How are you lighting, naturally occurring light, strobes, how many flashes, LEDS, super close, etc?

If you can, share your happy and not so joyful results so we can get some ideas of our own.

Cheers and Godspeed!
 
So far, my Hasselblad is not yet yielding good results with a F256 manufacturers cap fixture.
Can you expand your answer above? What are you getting? e.g under / over exposed prints etc.

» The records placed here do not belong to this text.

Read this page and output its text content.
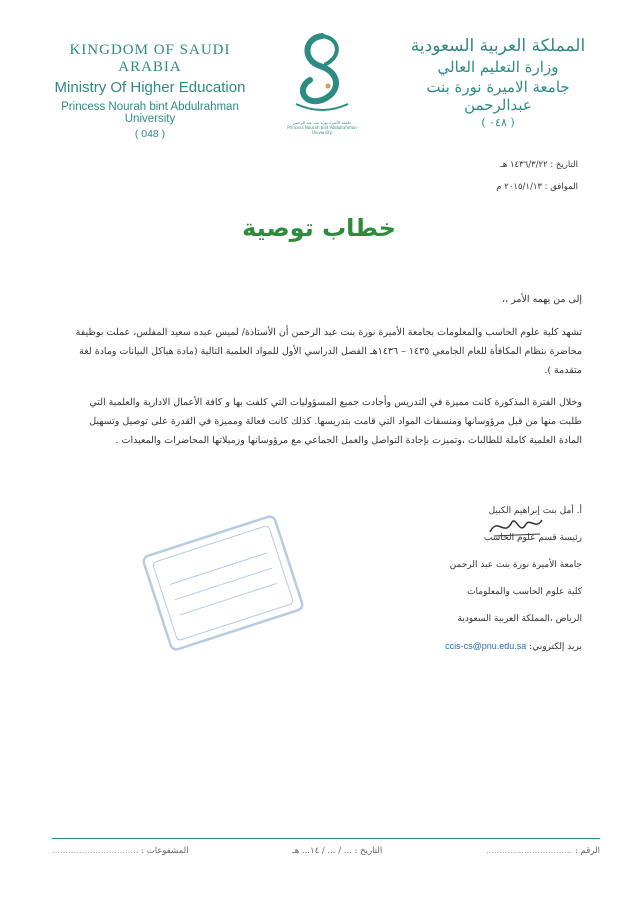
KINGDOM OF SAUDI ARABIA
Ministry Of Higher Education
Princess Nourah bint Abdulrahman University
( 048 )
جامعة الأميرة نورة بنت عبد الرحمن
Princess Nourah bint Abdulrahman University
المملكة العربية السعودية
وزارة التعليم العالي
جامعة الاميرة نورة بنت عبدالرحمن
( ٠٤٨ )
التاريخ : ١٤٣٦/٣/٢٢ هـ
الموافق : ٢٠١٥/١/١٣ م
خطاب توصية
إلى من يهمه الأمر ،،
تشهد كلية علوم الحاسب والمعلومات بجامعة الأميرة نورة بنت عبد الرحمن أن الأستاذة/ لميس عبده سعيد المفلس، عملت بوظيفة محاضرة بنظام المكافأة للعام الجامعي ١٤٣٥ – ١٤٣٦هـ الفصل الدراسي الأول للمواد العلمية التالية (مادة هياكل البيانات ومادة لغة متقدمة ).
وخلال الفترة المذكورة كانت مميزة في التدريس وأجادت جميع المسؤوليات التي كلفت بها و كافة الأعمال الادارية والعلمية التي طلبت منها من قبل مرؤوسانها ومنسقات المواد التي قامت بتدريسها. كذلك كانت فعالة ومميزة في القدرة على توصيل وتسهيل المادة العلمية كاملة للطالبات ،وتميزت بإجادة التواصل والعمل الجماعي مع مرؤوسانها وزميلاتها المحاضرات والمعيدات .
أ. أمل بنت إبراهيم الكبيل
رئيسة قسم علوم الحاسب
جامعة الأميرة نورة بنت عبد الرحمن
كلية علوم الحاسب والمعلومات
الرياض ،المملكة العربية السعودية
بريد إلكتروني: ccis-cs@pnu.edu.sa
الرقم : ................................
التاريخ : ... / ... / ١٤... هـ
المشفوعات : ................................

Most of my recent pinhole work has been a piece of cooking foil / aluminium sheet pushed into the lens aperture of a 35 mm Pentax MZ5N slr, and then a safety is used to make a hole / lens. Results have been surprisingly good. I let the camera deal with the exposure, setting it to Auto / Program, which with ISO 400 b/w film, gives an exposure of about 2 seconds on a sunny day in the summer months. DoF is really good.

Terry S
 
Under exposure prints, manual exposures, with a nicely made pinhole ’lens’.

There‘s no auto exposure available and I’m going to try some more exposures at 800iso tomorrow with some Vivitar 365 flash fill and long exposure with Lume Cube lights, both pinhole and extension tube plus lens setups, as time allows; Dr. apt Midday
 
I've done limited pinhole with a LomoGraflok mounted on a 4x5 pinhole camera (modified from an old electron microscope camera for Polaroid). The first thing to remember is that Instax has the worst reciprocity in captivity -- even going from bright to dim sun (or extending exposure past 1/100) you have to downrate to 400 or even 200. That means that even in full sun, a pinhole exposure needs to be metered at or below 100. And you'll likely have to spend some prints to test the exposure to get close when your exposures run to multiple seconds, never mind minutes...
 
I've done limited pinhole with a LomoGraflok mounted on a 4x5 pinhole camera (modified from an old electron microscope camera for Polaroid). The first thing to remember is that Instax has the worst reciprocity in captivity -- even going from bright to dim sun (or extending exposure past 1/100) you have to downrate to 400 or even 200. That means that even in full sun, a pinhole exposure needs to be metered at or below 100. And you'll likely have to spend some prints to test the exposure to get close when your exposures run to multiple seconds, never mind minutes...

Interesting findings.

I was not able to try my hand at photography today, but this beautiful we weather this week gives my additional chances to use outdoor light.

Hopefully I'll get a better idea of how to proceed, between your tips and the brightest sunshine we'll be having.